Ollama Cloud gives me the best of both worlds: the model inference happens on remote GPUs, but the agent logic, memory, and tool execution never leave my machine. The only thing that travels over the wire is the prompt and the completion — no persistent data, no session storage on their end.
It's not fully air-gapped, and I'm honest about that. But for my threat model — personal productivity, not enterprise — the trade-off is acceptable. The sensitive part isn't the model output; it's what the agent can *do* with it.
> SearXNG for Search
Hermes needs web search for research tasks, blog writing, and real-time information. Instead of giving it a Google API key, I run my own SearXNG instance.

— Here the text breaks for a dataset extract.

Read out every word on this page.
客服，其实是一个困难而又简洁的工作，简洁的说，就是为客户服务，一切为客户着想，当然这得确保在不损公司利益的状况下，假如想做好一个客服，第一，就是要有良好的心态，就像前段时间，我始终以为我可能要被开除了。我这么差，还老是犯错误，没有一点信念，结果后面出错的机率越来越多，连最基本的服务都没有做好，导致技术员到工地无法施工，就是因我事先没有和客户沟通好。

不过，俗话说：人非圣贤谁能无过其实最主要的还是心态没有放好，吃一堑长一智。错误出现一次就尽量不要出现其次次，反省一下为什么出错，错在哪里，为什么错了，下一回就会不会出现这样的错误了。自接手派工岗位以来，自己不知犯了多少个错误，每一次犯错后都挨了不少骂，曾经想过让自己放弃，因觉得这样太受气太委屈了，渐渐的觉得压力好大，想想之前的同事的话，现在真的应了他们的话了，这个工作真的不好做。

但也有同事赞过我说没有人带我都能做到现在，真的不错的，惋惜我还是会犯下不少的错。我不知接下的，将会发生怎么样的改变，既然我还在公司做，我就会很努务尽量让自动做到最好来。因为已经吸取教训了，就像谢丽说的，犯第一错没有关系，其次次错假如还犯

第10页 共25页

SearXNG aggregates results from multiple search engines without tracking queries or building user profiles. It's open-source, lightweight, and runs happily alongside Hermes in Docker. The agent queries it through its built-in web tool, gets clean JSON results, and processes them however the task requires.
No API keys. No rate limits I can't control. No search history being sold.
> What Hermes Actually Does
In practice, Hermes handles a lot of my daily workflow: - Writing and editing these blog posts (yes, this one too) - Managing scheduled jobs via cron — backups, health checks, monitoring - Web research with cited sources - Code generation and review across my projects - File management and document processing - Running multi-step research tasks that require search → read → synthesize loops The skill system is extensible — I can author new skills as markdown files and Hermes picks them up automatically. Each skill knows its own triggers, pitfalls, and tools. It's like having a well-trained intern who actually remembers what you taught them.
> Getting Started
If you want to set this up yourself, the process is straightforward: 1. Install Docker on your machine (Ubuntu 24.04 recommended) 2. Deploy Hermes Agent — pull the container, configure your model provider (I use Ollama Cloud with GLM-5.1) 3. Deploy SearXNG — another container, configure it as a search backend for Hermes 4. Configure tools and skills — Hermes comes with built-in skills and you can author your own 5. Connect your platforms — Telegram, Discord, or just the terminal The whole setup runs on a single VPS or even a home server. No Kubernetes, no microservices architecture, no overkill. Just containers doing their jobs.
> Final Thoughts
Running your own AI agent isn't about being paranoid — it's about being deliberate. You choose what model runs, where your data goes, and what the agent can access. Hermes, GLM-5.1, SearXNG, and Docker gave me that control without sacrificing capability.
If you're reading this on my site, it was built with Hermes' help, deployed in Docker, and served through Next.js. The agent wrote the code, I reviewed it, and the whole thing runs on infrastructure I control. That's the point.